At the molecular level, recent studies have shpwn that certain oxysterols display either tumour promoter but also tumour suppressor properties (Fig 1A). 27-hydroxycholesterol (27-HC) has been shown to stimulate ER(+)BC proliferation and invasiveness through the modulation of ER and LXRβ respectively (Nelson et al., 2013) . It has also been shown that the pro-metastatic action of 27-HC in mice required myeloid immune cell functions such as polymorphonuclear-neutrophils and γδ-T cells at distal metastatic sites (Baek et al., 2017). In mice, it has been shown that the CXCR2 receptor was involved in this effect (Baek et al., 2017; Raccosta et al., 2013; Raccosta, Fontana, Traversari & Russo, 2013) . It has been shown that other side-chain oxysterols displayed similar properties, possibly after sulfation by the sulfotransferase SULT2B1b (Moresco et al., 2018; Raccosta et al., 2013). These observations led to the proposal that combination therapies associating the inhibition of 27-HC biosynthesis at the 27-hydroxylase level (CYP27A1) and the use of ERα and LXR antagonist could increase the efficacy of treatments against ER(+)-BC (Nelson, 2018). In human, clinical studies from the EPIC-Heidelberg cohort showed that high level of circulating 27-HC were associated with a decreased BC risk in postmenauposal women suggesting that 27-HC could prevent BC in these cases (Le Cornet et al., 2020; Lu, Le Cornet, Sookthai, Johnson, Kaaks & Fortner, 2019). In contrast,  strategies aiming to target 27HC biosynthesis as well as its effectors, as proposed by Nelson et al, should be limited to ER(+)-BC patients after an endocrine therapy to protect them against BC recurrence .

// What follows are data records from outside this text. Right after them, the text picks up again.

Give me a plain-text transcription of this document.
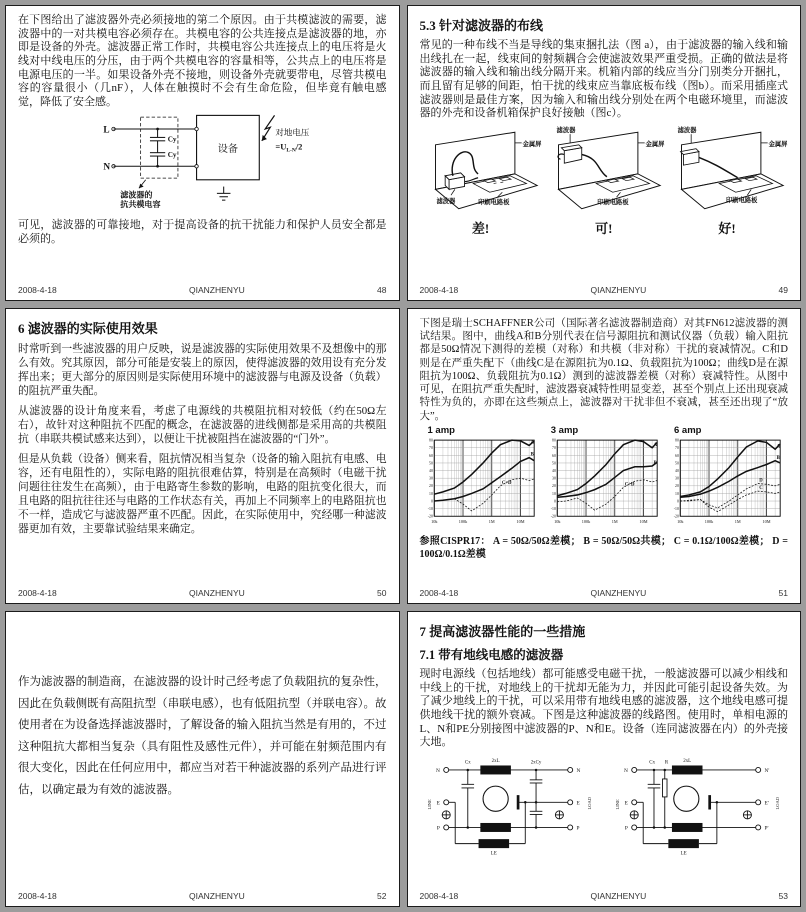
在下图给出了滤波器外壳必须接地的第二个原因。由于共模滤波的需要，滤波器中的一对共模电容必须存在。共模电容的公共连接点是滤波器的地，亦即是设备的外壳。滤波器正常工作时，共模电容公共连接点上的电压将是火线对中线电压的分压，由于两个共模电容的容量相等，公共点上的电压将是电源电压的一半。如果设备外壳不接地，则设备外壳就要带电，尽管共模电容的容量很小（几nF），人体在触摸时不会有生命危险，但毕竟有触电感觉，降低了安全感。
L
N
Cy
Cy
设备
对地电压
$=U_{L-N}/2$
滤波器的
抗共模电容
可见，滤波器的可靠接地，对于提高设备的抗干扰能力和保护人员安全都是必须的。
2008-4-18	QIANZHENYU	48
5.3 针对滤波器的布线
常见的一种布线不当是导线的集束捆扎法（图 a），由于滤波器的输入线和输出线扎在一起，线束间的射频耦合会使滤波效果严重受损。正确的做法是将滤波器的输入线和输出线分隔开来。机箱内部的线应当分门别类分开捆扎，而且留有足够的间距，怕干扰的线束应当靠底板布线（图b）。而采用插座式滤波器则是最佳方案，因为输入和输出线分别处在两个电磁环境里，而滤波器的外壳和设备机箱保护良好接触（图c）。
金属屏
滤波器	印刷电路板
差!
滤波器
金属屏
印刷电路板
可!
滤波器
金属屏
印刷电路板
好!
2008-4-18	QIANZHENYU	49
6 滤波器的实际使用效果

时常听到一些滤波器的用户反映，说是滤波器的实际使用效果不及想像中的那么有效。究其原因，部分可能是安装上的原因，使得滤波器的效用设有充分发挥出来；更大部分的原因则是实际使用环境中的滤波器与电源及设备（负载）的阻抗严重失配。

从滤波器的设计角度来看，考虑了电源线的共模阻抗相对较低（约在50Ω左右），故针对这种阻抗不匹配的概念，在滤波器的进线侧都是采用高的共模阻抗（串联共模试感来达到），以便让干扰被阻挡在滤波器的“门外”。

但是从负载（设备）侧来看，阻抗情况相当复杂（设备的输入阻抗有电感、电容，还有电阻性的），实际电路的阻抗很难估算，特别是在高频时（电磁干扰问题往往发生在高频），由于电路寄生参数的影响，电路的阻抗变化很大，而且电路的阻抗往往还与电路的工作状态有关，再加上不同频率上的电路阻抗也不一样，造成它与滤波器严重不匹配。因此，在实际使用中，究经哪一种滤波器更加有效，主要靠试验结果来确定。

2008-4-18	QIANZHENYU	50
下图是瑞士SCHAFFNER公司（国际著名滤波器制造商）对其FN612滤波器的测试结果。图中，曲线A和B分别代表在信号源阻抗和测试仪器（负载）输入阻抗都是50Ω情况下测得的差模（对称）和共模（非对称）干扰的衰减情况。C和D则是在严重失配下（曲线C是在源阻抗为0.1Ω、负载阻抗为100Ω；曲线D是在源阻抗为100Ω、负载阻抗为0.1Ω）测到的滤波器差模（对称）衰减特性。从图中可见，在阻抗严重失配时，滤波器衰减特性明显变差，甚至个别点上还出现衰减特性为负的，亦即在这些频点上，滤波器对干扰非但不衰减，甚至还出现了“放大”。
1 amp
80
70
60
50
40
30
20
10
0
-10
-20
10k	100k	1M	10M
A
B
C+D
3 amp
80
70
60
50
40
30
20
10
0
-10
-20
10k	100k	1M	10M
A
B
C+D
6 amp
80
70
60
50
40
30
20
10
0
-10
-20
10k	100k	1M	10M
A
B
D
C
参照CISPR17： A = 50Ω/50Ω差模； B = 50Ω/50Ω共模； C = 0.1Ω/100Ω差模； D = 100Ω/0.1Ω差模
2008-4-18	QIANZHENYU	51
作为滤波器的制造商，在滤波器的设计时己经考虑了负载阻抗的复杂性，因此在负载侧既有高阻抗型（串联电感），也有低阻抗型（并联电容）。故使用者在为设备选择滤波器时，了解设备的输入阻抗当然是有用的，不过这种阻抗大都相当复杂（具有阻性及感性元件），并可能在射频范围内有很大变化，因此在任何应用中，都应当对若干种滤波器的系列产品进行评估，以确定最为有效的滤波器。
2008-4-18	QIANZHENYU	52
7 提高滤波器性能的一些措施
7.1 带有地线电感的滤波器
现时电源线（包括地线）都可能感受电磁干扰，一般滤波器可以减少相线和中线上的干扰，对地线上的干扰却无能为力，并因此可能引起设备失效。为了减少地线上的干扰，可以采用带有地线电感的滤波器，这个地线电感可提供地线干扰的额外衰减。下图是这种滤波器的线路图。使用时，单相电源的L、N和PE分别接图中滤波器的P、N和E。设备（连同滤波器在内）的外壳接大地。
LINE	LOAD
N
E
P
N
E
P
Cx	2xL	2xCy
LE
LINE	LOAD
N
E
P
N'
E'
P'
Cx R	2xL
LE
2008-4-18	QIANZHENYU	53
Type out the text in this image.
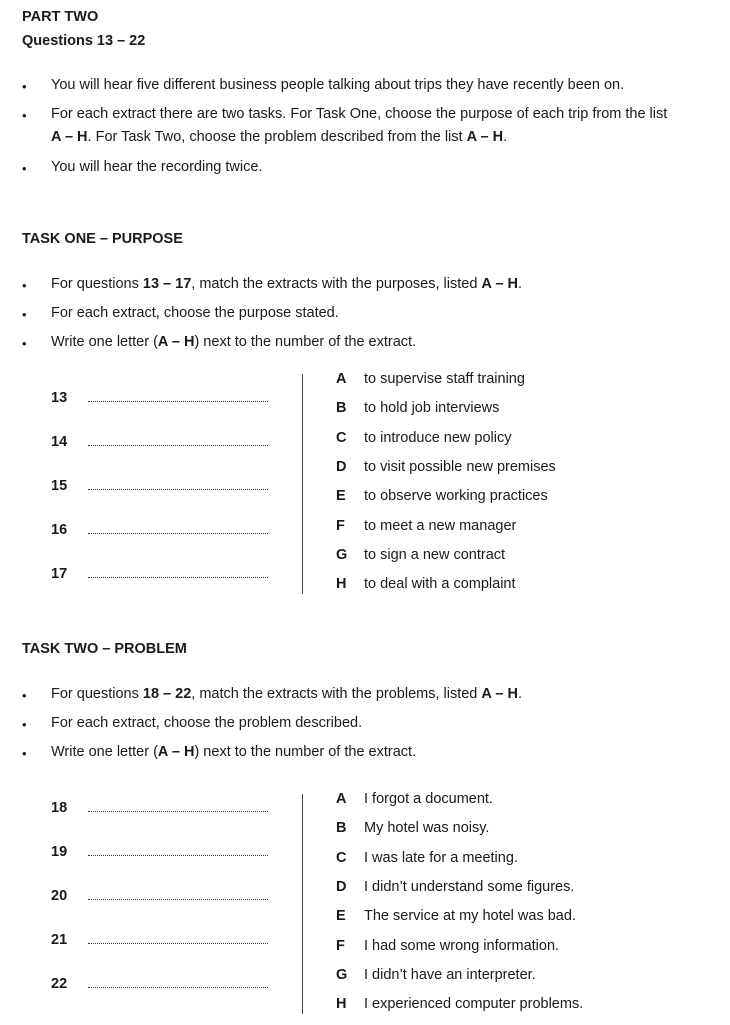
PART TWO
Questions 13 – 22
• You will hear five different business people talking about trips they have recently been on.
• For each extract there are two tasks. For Task One, choose the purpose of each trip from the list
A – H. For Task Two, choose the problem described from the list A – H.
• You will hear the recording twice.
TASK ONE – PURPOSE
• For questions 13 – 17, match the extracts with the purposes, listed A – H.
• For each extract, choose the purpose stated.
• Write one letter (A – H) next to the number of the extract.
13
14
15
16
17
A to supervise staff training
B to hold job interviews
C to introduce new policy
D to visit possible new premises
E to observe working practices
F to meet a new manager
G to sign a new contract
H to deal with a complaint
TASK TWO – PROBLEM
• For questions 18 – 22, match the extracts with the problems, listed A – H.
• For each extract, choose the problem described.
• Write one letter (A – H) next to the number of the extract.
18
19
20
21
22
A I forgot a document.
B My hotel was noisy.
C I was late for a meeting.
D I didn’t understand some figures.
E The service at my hotel was bad.
F I had some wrong information.
G I didn’t have an interpreter.
H I experienced computer problems.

Certain B-ring oxysterols such as 7-hydroperoxycholesterol and 5,6-epoxycholesterol (5,6-EC) (Fig.1A) have retained the attention of researchers during the last century as they are major autoxidation and photo-oxidation products of cholesterol (Smith, 1981; Smith & Johnson, 1989), and are suspected to be alkylating substances and thus possibly mutagenic and carcinogenic. These oxysterols were shown to induce mutagenicity in some yeast strains (Ansari, Walker, Smart & Smith, 1982; Smith, Smart & Ansari, 1979) and chinese hamster V79 cells (Chang, Jone, Trosko, Peterson & Sevanian, 1988; Peterson, Peterson, Spears, Trosko & Sevanian, 1988; Sevanian & Peterson, 1984; Sevanian & Peterson, 1986) in vitro. However in vivo tests failed to show any carcinogenic potencies for 5,6-EC (el-Bayoumy et al., 1996). Meanwhile, recent studies have revealed that 5,6-EC are involved in a metabolic branch clearly involved in carcinogenesis and identified new 5,6-EC metabolites with opposite properties regarding BC oncogenesis. 1) 5,6α-EC can give metabolites with antiproliferative and cancer cell redifferentiation properties: 5,6α-EC can be sulphated by the sulfotransferase SULT2B1b in BC cells to produce 5,6α-epoxy-cholesterol-3β-sulfate (5,6-ECS) (Fig 1A) and 5,6-ECS was shown to induce BC cell death and BC cell redifferentiation activitiesin vitro . In normal breast tissue 5,6α-EC was shown to be conjugated to histamine to give Dendrogenin A (Fig 1A,B), a steroidal alkaloid that displays tumour suppressive properties (de Medina et al., 2013; Poirot & Silvente-Poirot, 2018; Segala et al., 2017; Silvente-Poirot & Poirot, 2014) (Fig 2A). 2) 5,6α-EC can be transformed into a tumour promoter: 5,6-ECs were shown to give a secondary metabolite named oncosterone (6-oxo-cholestan-3,6- diol, cholestan-3,6-diol-6-one, OCDO) (Fig 1A,C) with tumour promoter properties in ER(+)BC and TN BC (Poirot, Soules, Mallinger, Dalenc & Silvente-Poirot, 2018; Silvente-Poirot, Dalenc & Poirot, 2018; Voisin et al., 2017) (Fig 2B).